Na gruta onde o velhote de barba deveria estar não encontrou ninguém. Espreitou por todo o lado no interior da gruta e não viu nada que lhe desse indícios da competência de quem lá vivesse. Nem livros, nem os meios modernos e as técnicas. Só viu a Bíblia muito gasta e um genuflexório na capela. No horto, ao lado da entrada da gruta, viu alguém a cuidar do jardim e das árvores de fruta. Abordou-o receoso. Seria aquele o ermitão sábio, o ancião contemplativo? Não parecia mas pelo sim pelo não murmurou quase envergonhado: “posso falar-lhe? Os meus mosteiros vão mal, estão a ficar sem monges, estão a morrer. Tenho feito tudo para o renovar mas parece que não dá certo. Não me poderia dar um conselho?”.

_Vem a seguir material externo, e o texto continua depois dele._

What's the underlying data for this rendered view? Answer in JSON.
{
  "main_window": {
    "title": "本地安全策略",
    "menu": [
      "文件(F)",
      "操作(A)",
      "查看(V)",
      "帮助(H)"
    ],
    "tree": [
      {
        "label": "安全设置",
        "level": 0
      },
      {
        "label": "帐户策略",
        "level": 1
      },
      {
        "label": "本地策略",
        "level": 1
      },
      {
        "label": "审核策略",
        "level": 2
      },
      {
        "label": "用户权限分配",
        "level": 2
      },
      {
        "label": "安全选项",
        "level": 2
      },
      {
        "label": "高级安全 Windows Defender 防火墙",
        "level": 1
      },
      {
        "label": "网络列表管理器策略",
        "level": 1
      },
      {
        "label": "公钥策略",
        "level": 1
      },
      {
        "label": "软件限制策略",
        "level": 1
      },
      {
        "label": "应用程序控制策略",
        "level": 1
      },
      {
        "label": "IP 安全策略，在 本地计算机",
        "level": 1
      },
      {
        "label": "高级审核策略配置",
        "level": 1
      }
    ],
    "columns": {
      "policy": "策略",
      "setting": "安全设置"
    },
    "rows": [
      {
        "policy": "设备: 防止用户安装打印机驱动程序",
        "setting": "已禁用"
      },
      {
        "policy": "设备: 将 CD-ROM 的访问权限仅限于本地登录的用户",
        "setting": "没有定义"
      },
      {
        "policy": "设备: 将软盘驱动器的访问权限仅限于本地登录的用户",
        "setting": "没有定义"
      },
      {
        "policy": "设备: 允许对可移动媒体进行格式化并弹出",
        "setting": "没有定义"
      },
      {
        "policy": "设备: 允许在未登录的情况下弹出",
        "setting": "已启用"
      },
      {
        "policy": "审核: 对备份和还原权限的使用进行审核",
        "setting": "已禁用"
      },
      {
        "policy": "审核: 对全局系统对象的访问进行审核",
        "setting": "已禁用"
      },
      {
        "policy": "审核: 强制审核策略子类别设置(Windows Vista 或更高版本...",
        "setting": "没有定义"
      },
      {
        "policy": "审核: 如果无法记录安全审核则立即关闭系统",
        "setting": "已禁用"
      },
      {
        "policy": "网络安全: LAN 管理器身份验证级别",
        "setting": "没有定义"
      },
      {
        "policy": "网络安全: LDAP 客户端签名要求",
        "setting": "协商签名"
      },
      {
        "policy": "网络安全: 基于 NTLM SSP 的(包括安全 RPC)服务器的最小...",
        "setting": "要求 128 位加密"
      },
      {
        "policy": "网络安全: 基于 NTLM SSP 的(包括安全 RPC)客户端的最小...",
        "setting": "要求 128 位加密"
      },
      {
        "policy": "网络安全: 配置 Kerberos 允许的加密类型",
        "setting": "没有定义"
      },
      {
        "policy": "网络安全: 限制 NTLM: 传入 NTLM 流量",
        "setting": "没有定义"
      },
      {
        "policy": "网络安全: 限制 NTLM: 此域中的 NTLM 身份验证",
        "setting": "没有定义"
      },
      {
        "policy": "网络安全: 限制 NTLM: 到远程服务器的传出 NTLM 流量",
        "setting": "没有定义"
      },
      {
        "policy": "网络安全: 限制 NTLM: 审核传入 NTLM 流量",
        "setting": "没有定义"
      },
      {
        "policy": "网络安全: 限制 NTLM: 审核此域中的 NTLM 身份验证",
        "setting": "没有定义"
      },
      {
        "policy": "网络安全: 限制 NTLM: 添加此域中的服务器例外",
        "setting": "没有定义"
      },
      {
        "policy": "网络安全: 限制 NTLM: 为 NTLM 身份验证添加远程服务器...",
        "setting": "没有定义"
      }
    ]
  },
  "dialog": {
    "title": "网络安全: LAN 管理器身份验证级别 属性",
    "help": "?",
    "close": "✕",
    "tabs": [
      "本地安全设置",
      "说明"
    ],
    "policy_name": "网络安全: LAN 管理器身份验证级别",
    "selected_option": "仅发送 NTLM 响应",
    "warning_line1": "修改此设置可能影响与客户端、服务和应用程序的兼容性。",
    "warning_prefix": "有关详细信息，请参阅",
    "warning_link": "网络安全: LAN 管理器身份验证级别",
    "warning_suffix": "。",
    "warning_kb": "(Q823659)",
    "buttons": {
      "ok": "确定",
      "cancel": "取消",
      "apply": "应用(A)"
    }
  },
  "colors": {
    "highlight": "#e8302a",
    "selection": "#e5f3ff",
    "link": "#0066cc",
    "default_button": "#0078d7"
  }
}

O ancião sem desviar a atenção do seu trabalho, continuou a pôr uma estaca numa árvore por estar um pouco torta, a podar outra por ter rama demais e a regar uma terceira porque estava a murchar pela seca. Fazia tudo com muita calma; demorou tempo imenso. E o abade à espera. Por fim virou-se para o abade e disse: “pode, estaque e regue”; e voltou ao seu trabalho sem dizer mais nada.
O abade esperou, esperou, olhou para os passarinhos que por ali esvoaçavam e chilreavam, mas nem mais uma palavra ouviu do ermitão até que decidiu descer a montanha, cabisbaixo, triste, a reflectir no que ouvira. Não atinava no seu sentido.
Nessa noite sonhou com o ermitão a repetir: “poda, estaca, rega”.E pareceu-lhe ouvir bem claro: “para darem fruto o meu Pai poda as árvores, põe estacas nas defeituosas, rega as já podadas. Assim elas não dão só rama, crescem direitas e resistem aos ventos e enterram as raízes na humidade”.
Acordando do sonho, o abade teve a luz do que faltava na renovação dos mosteiros, monges e pretendentes. Era muito simples e fundamental: falta a ascese penitencial da poda, a disciplina continuada das estacas, a rega da oração e dos sacramentos frequentes. Caiu na conta de que não basta investigar e saber as fontes da espiritualidade dos fundadores. Afinal, e bateu na testa, tudo isso está em Cristo e nas suas palavras, e foi esquecido. E lembrou-se de um dito dos seus mestres: as virtudes tem-nas quem as pratica como os fundadores as viveram.